The reference level of a categorical predictor variable is often considered the “baseline” or “usual” value that is observed for the given variable. In the process of dummy coding, the variable for the reference level is left out since it would simply contain “0” for every observation. Instead, the reference level is used as a means of interpretation of the generated regression model. Let’s use an example to make this clear:
Consider a model that includes the categorical predictor variable “Sex” with levels “Male” and “Female”. If “Male” is our reference level, then the predicted model will include a beta coefficient for “Female”, but will not include one for “Male”. What the beta coefficient for “Female” in this case tells us is how much the log-odds of the outcome variable is predicted to change between men and women, holding all other variables constant. In other words, if the beta coefficient for “Female” is 2.513, then (holding all other variables constant), the log-odds of the outcome variable is predicted to be 2.513 larger for females than for males.
On the Reference level tab, each of the categorical predictor variables included in the regression model will be listed under “Define reference level”. For each variable, you can choose to define the reference level automatically or to define a level manually. Prism provides a number of ways to specify a reference level automatically based on the data in the data table. These methods include:
•First level (default). This will select the first level of the variable in the data table. Note that if the order of the rows in the data table change, this reference level may also change!
•Last level. This will select the final level of the variable in the data table. Note that if the order of the rows in the data table change, this reference level may also change!

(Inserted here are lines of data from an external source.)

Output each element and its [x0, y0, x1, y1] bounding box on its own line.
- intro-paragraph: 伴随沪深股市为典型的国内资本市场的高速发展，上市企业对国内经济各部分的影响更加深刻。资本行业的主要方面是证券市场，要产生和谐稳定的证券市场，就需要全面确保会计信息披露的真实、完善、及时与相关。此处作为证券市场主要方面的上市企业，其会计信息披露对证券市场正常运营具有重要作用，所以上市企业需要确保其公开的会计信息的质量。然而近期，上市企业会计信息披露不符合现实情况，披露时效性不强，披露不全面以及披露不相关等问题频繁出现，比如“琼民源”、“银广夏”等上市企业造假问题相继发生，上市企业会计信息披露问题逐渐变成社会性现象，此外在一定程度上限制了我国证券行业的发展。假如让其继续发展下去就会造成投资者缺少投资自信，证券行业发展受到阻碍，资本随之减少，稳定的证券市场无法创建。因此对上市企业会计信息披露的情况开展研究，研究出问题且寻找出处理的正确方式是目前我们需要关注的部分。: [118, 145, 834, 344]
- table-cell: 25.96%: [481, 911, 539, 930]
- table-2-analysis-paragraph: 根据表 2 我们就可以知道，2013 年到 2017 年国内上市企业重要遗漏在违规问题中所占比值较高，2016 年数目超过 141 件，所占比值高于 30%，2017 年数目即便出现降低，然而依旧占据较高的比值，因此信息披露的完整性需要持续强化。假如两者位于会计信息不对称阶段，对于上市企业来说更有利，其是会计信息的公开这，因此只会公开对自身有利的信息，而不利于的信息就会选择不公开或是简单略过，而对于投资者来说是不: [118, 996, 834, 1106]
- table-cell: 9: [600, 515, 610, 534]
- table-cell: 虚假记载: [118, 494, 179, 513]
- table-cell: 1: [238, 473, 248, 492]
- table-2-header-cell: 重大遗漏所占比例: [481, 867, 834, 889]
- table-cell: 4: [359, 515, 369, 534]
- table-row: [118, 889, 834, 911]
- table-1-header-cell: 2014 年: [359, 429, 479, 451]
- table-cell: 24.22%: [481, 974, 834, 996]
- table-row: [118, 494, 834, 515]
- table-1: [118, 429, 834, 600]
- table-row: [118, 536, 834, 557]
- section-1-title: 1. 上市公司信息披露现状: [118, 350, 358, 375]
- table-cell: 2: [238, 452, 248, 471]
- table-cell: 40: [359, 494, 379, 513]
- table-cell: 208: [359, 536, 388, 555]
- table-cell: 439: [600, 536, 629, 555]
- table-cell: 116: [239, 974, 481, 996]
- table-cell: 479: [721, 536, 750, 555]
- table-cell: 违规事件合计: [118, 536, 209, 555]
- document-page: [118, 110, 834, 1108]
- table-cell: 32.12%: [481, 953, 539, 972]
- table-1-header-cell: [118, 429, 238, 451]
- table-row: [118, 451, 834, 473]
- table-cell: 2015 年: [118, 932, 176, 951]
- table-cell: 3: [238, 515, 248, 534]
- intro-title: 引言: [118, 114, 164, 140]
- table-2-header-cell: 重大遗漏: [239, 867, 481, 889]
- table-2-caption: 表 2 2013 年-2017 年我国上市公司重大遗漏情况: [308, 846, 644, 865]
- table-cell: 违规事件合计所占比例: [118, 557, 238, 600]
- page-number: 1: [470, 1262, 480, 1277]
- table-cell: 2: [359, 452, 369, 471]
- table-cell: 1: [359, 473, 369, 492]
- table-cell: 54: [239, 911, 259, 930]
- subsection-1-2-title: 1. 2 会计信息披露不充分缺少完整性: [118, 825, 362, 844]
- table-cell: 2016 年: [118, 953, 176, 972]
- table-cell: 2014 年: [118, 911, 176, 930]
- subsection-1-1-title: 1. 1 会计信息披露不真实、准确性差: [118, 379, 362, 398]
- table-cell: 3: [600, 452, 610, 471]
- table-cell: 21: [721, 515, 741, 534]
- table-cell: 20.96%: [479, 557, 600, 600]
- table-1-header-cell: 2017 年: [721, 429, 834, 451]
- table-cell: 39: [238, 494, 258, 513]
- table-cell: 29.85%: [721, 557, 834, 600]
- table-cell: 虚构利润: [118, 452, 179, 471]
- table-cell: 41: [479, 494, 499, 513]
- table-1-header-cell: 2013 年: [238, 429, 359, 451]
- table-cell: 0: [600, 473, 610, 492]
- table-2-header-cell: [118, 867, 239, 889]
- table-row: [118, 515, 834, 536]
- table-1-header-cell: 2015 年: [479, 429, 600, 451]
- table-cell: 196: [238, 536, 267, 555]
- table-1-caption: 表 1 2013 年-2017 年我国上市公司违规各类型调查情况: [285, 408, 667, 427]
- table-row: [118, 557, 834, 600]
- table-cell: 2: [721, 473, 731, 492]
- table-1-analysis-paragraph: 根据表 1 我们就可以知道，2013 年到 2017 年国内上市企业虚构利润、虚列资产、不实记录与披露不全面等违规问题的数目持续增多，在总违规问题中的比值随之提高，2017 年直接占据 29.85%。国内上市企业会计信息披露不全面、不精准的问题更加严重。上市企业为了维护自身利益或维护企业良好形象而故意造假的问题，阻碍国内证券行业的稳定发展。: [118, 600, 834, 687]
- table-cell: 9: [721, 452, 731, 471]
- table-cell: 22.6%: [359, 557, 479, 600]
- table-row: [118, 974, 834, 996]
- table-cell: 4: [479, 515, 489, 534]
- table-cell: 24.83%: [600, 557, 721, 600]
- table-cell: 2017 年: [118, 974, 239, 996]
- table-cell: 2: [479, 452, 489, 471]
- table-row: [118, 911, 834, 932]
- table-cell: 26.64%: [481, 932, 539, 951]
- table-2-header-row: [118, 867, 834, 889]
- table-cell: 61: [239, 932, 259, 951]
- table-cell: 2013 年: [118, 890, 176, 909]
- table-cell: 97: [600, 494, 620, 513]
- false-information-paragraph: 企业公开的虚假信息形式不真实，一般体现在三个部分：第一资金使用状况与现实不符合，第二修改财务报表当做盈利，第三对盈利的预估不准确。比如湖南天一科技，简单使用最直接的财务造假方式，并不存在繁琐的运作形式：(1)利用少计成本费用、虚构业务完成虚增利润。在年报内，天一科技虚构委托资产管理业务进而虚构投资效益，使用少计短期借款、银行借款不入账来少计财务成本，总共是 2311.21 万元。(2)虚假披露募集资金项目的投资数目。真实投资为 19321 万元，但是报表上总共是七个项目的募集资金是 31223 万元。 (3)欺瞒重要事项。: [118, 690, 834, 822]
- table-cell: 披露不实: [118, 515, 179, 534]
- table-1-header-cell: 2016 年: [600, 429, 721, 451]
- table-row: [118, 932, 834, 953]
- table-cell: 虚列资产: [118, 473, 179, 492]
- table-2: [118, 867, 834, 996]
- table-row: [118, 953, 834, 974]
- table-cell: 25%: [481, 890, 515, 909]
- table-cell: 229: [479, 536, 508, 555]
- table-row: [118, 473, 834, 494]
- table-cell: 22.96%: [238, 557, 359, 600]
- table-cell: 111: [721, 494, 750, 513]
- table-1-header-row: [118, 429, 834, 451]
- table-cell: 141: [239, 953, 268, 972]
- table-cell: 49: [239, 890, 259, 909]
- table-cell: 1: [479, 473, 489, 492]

•Most frequent level. This is good to use if you would like the regression coefficients to provide information on rare levels compared to common levels. Note that changing the order of the rows in the data table will not cause this reference level to change. However adding or removing data may cause the reference to change (by changing the frequency of each level)
•Least frequent level. This will determine which level is the most frequent in the variable and select this as the reference. Note that changing the order of the rows in the data table will not cause this reference level to change. However adding or removing data may cause the reference to change (by changing the frequency of each level)
For each of these automatic methods, certain changes to the data (organization or adding/removing data) may cause a change in the specified reference level. However, if you would like for Prism to automatically determine the reference level, but prevent it from changing with changes to the data, you can use the checkbox “Recalculate automatic reference levels when the data is changed.”
Finally, you can also choose to specify a custom reference level by selecting “Custom…” in the first dropdown menu and selecting the desired level in the second dropdown menu.
When generating the results output for regression analyses, Prism will display levels of categorical predictor variables in the same order that they appear in the data table. However, for the sake of presentation or publication, it may sometimes be useful to change the order of the levels for one or more specific categorical predictor variables in a regression model. The Order button in the “Define reference level” section allows you to customize the order of the levels of each categorical variable separately. Controls within the “Define categories order” submenu allow you to:
•Set the reference level of the categorical variable to the currently selected level
•Reorder the levels manually (Top, Up, Reverse, Down, and Bottom controls)
•Reorder the levels using one of three default methods:
oVisual order: the order that the levels first appear in the data table
oFrequency: levels with greater frequency appear higher in the order
oLexicographical: the order is arranged using lexicographical order. Similar to alphabetical order, but note that a level named “a100” would be sorted before “a90” since “1” comes before “9”. This order does not consider the fact that the entire number “100” is greater than the entire number “90”
By default, the reference level for a categorical variable is selected to be the first level of that variable in the data table. Prism also offers other automatic choices including "Last level", "Most frequent level", and "Least frequent level". However, if the input data are changed (or if additional data are added to the input data table), some of these automatic choices may also change. To ensure that a specified reference level does not change when the input data are changed or additional data is added, either uncheck the box beside "Recalculate automatic reference levels when the data is changed" or set the individual reference levels to "Custom..." using the appropriate dropdown menu.